• Question: Who invented numbers and maths?

    Asked by shanetheredhead to Cathal on 12 Nov 2013.
    • Photo: Cathal Cummins

      Cathal Cummins answered on 12 Nov 2013:


      What an excellent question! Well, first off, what we call mathematics today is quite different from what mathematics looked like thousands of years ago. Believe it or not, there are some tribes alive today who don’t have numbers past 5 — they have 1 and 2, but then 3 and 4 are sometimes the same and then the number 5 is the same as “many”!

      Mathematics would have been first used for counting using the natural numbers (1, 2, 3, …). The first evidence for this dates back over 10,000 years ago to African/European fossils (bones) that have little grooves cut out of them.

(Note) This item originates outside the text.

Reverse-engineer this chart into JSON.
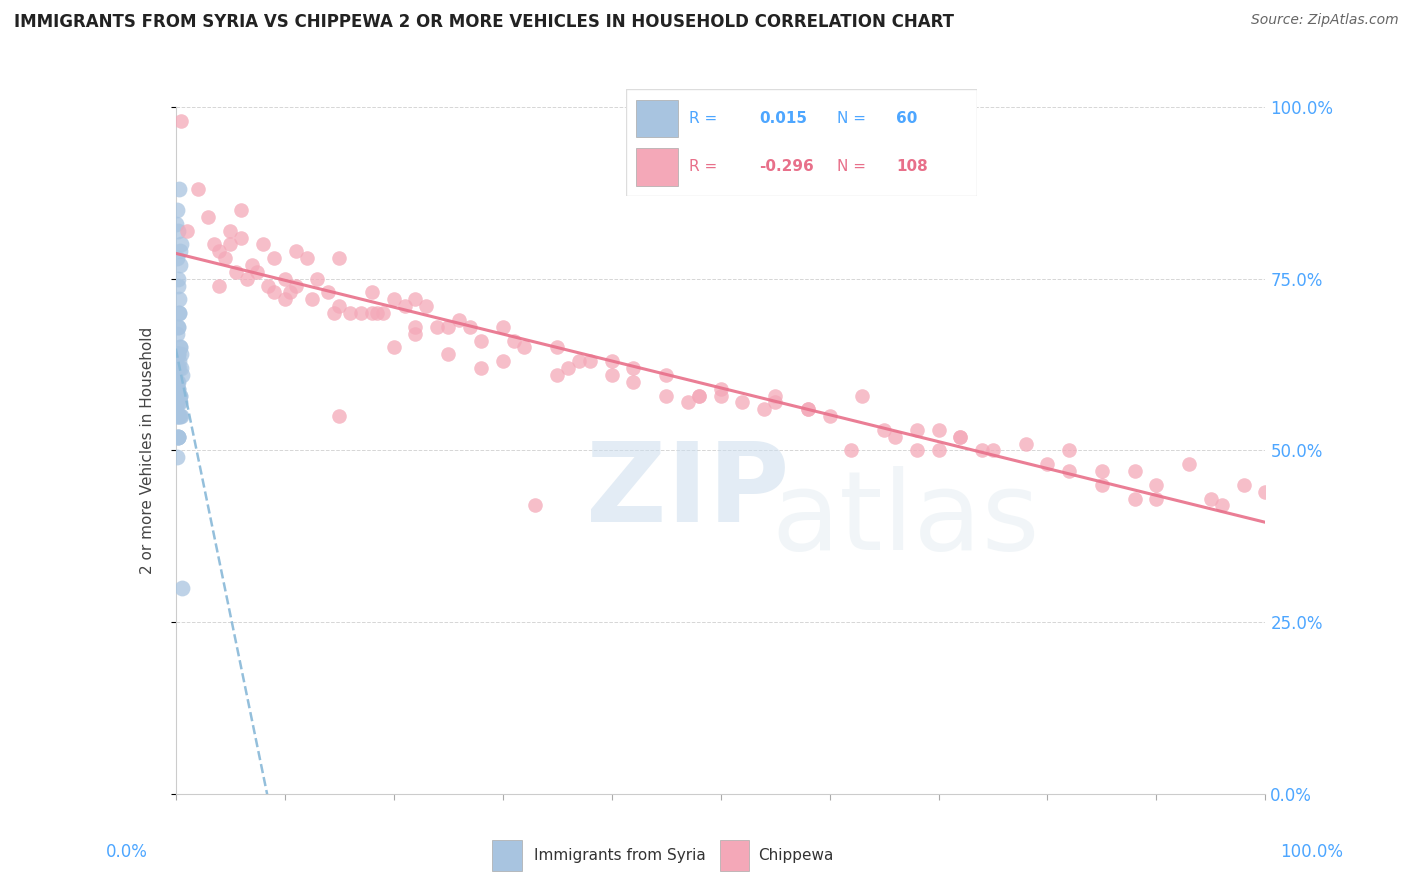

      More complex maths such as addition, subtraction, multiplication, and division are more difficult to determine when they were invented. However, evidence of their usage has been found, dating back about 4,000 years ago, in what is now known as Iraq. At this time, mathematics was still being used for day-to-day types of calculations for trade and construction.

      Things began to change about 2,500 years ago when the Greeks began to “prove” things using mathematics — Pythagoras’ Theorem for example. The idea of proving something was completely new and began a mathematical revolution, which has continued to this day. The Chinese were also proving things but their theorems were expressed as stories and poems!